Almost 10 years later, there’s Children of the Corn II: The Final Sacrifice (1993) with a whole new batch of murderous young’uns and a poor old biddy in a wheelchair who gets launched through a plate-glass window. Children of the Corn III: Urban Harvest (1994) takes the show on the road to Chicago when a couple of country killers are adopted and shipped to the Windy City where they raise corn and hell.

In Children of the Corn IV: The Gathering (1996) the violence once again turns toward the medical community with a doctor who gets cut in half and a gal who gets crucified with hypodermic needles. It’s widely appreciated as the best of the iffy series. Next, nosey college students wander into town asking too many questions in Children Of The Corn V: Fields of Terror (1998).

And finally, for the moment, John Franklin reprised his role from the first film in Children of the Corn 666: Isaac’s Return (1999). But word is that Mulder and Scully-types will track a serial killer to Cornville in the yet to materialize Children of the Corn 7: Resurrection.

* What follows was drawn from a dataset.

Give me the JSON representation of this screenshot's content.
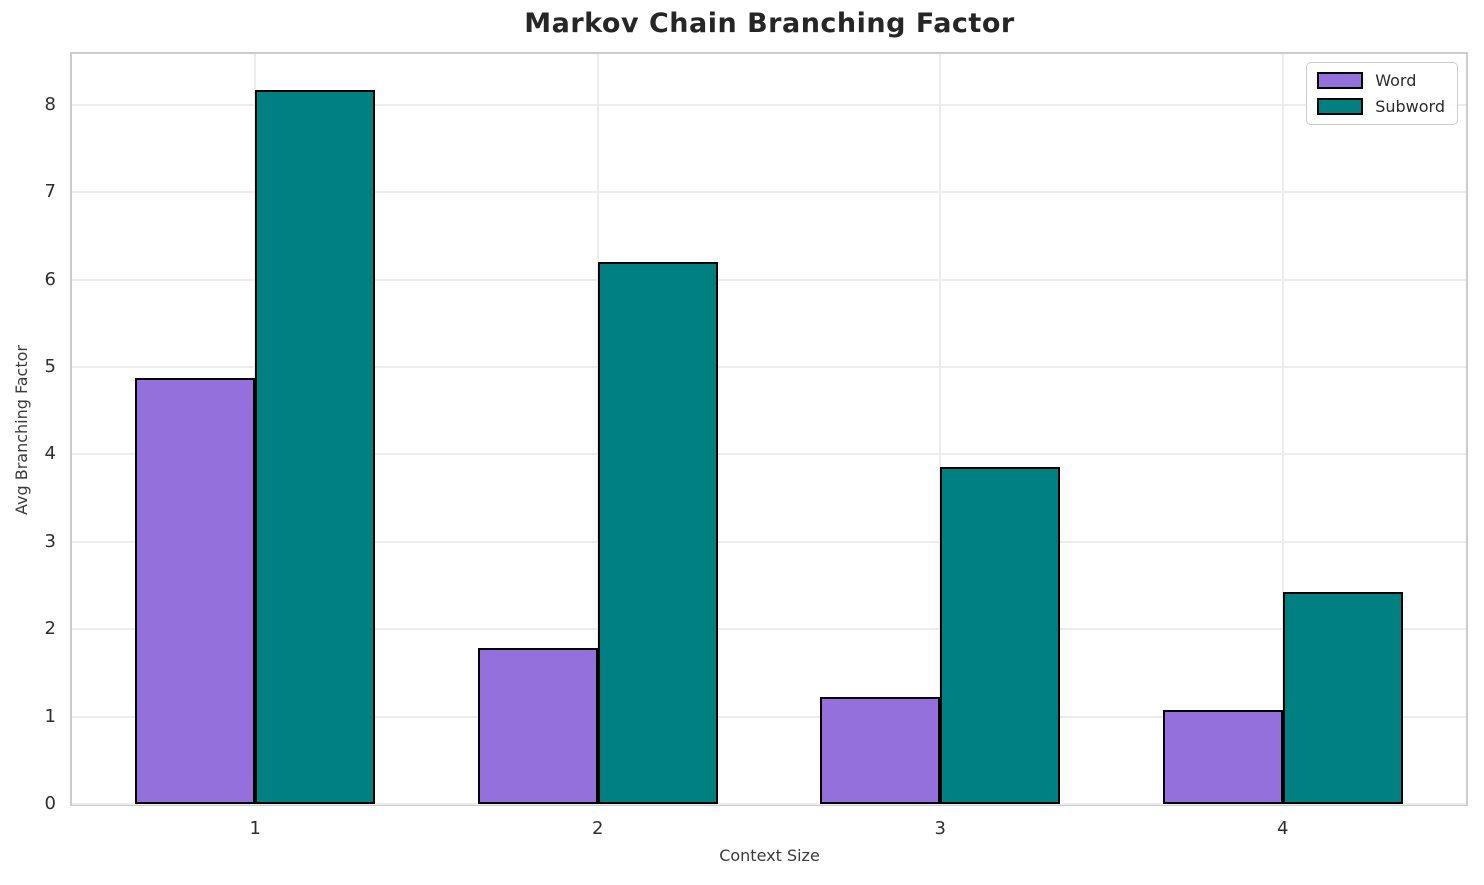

The movie: One day after church the children of Gatlin, Nebraska decide they’re not going to EAT their vegetables anymore, they’re going to worship them. And for some reason that means everyone older than 18 must be sacrificed to He Who Walks Behind the Rows. Cornrows, to be precise. Three years later, a doctor named Burt (Peter Horton) and his girlfriend Vicky (Linda Hamilton) are flying along the Nebraska back roads when — WHAMO! — they pancake a kid who staggers onto the road clutching his slit throat. Burt stuffs the flattened pedestrian into the trunk and heads to nearby Gatlin for help. But the town’s deserted except for the dried-up cornstalks the children insist on having strewn around. Things continue getting stranger, and rather than high-tailing it out of there, the dim-witted couple keep snooping around until a gang of knife-wielding youths finally decides to welcome them to Gatlin — permanently. They’re greeted by the group’s leader Isaac (Franklin) a screeching boy-pastor and his blood-thirsty enforcer Malachai (Courtney Gains). But Horton and Hamilton are so horrible in the film that it’s EASY to root for the homicidal religious zealots. CineSchlockers who’d like to see the diversity of Gain’s talent should check out Hardbodies which he made the same year. Gains was the flap-hatted goofus ogling a jiggling bevy of bikini babes.

Notables: No breasts. 10 corpses. Creepy Crayola drawings. Meat-slicer defingering. One dead dog. Possessed corn. Multiple explosions. Excessive wind machine footage. One rat. Multiple shots of light glinting off blades. Tremors-like dirt demon.

Quotables: Are we SURE this Burt guy went to medical school? He isn’t that observant, "There’s something very strange about this town … It’s a little weird here, but it’s safe."

Time codes: Ms. Hamilton sings (8:25). Isaac delivers a chilling sermon (37:00). A major shift in the cult’s balance of power (1:07:50). Perhaps the WORST special effects in a mainstream Hollywood picture (1:14:50). Cornstalks animate and try to strangle our inept hero (1:21:45).

Final thought: King’s premise is great, but somehow THIS can’t be the best interpretation of it. Still, it has legs.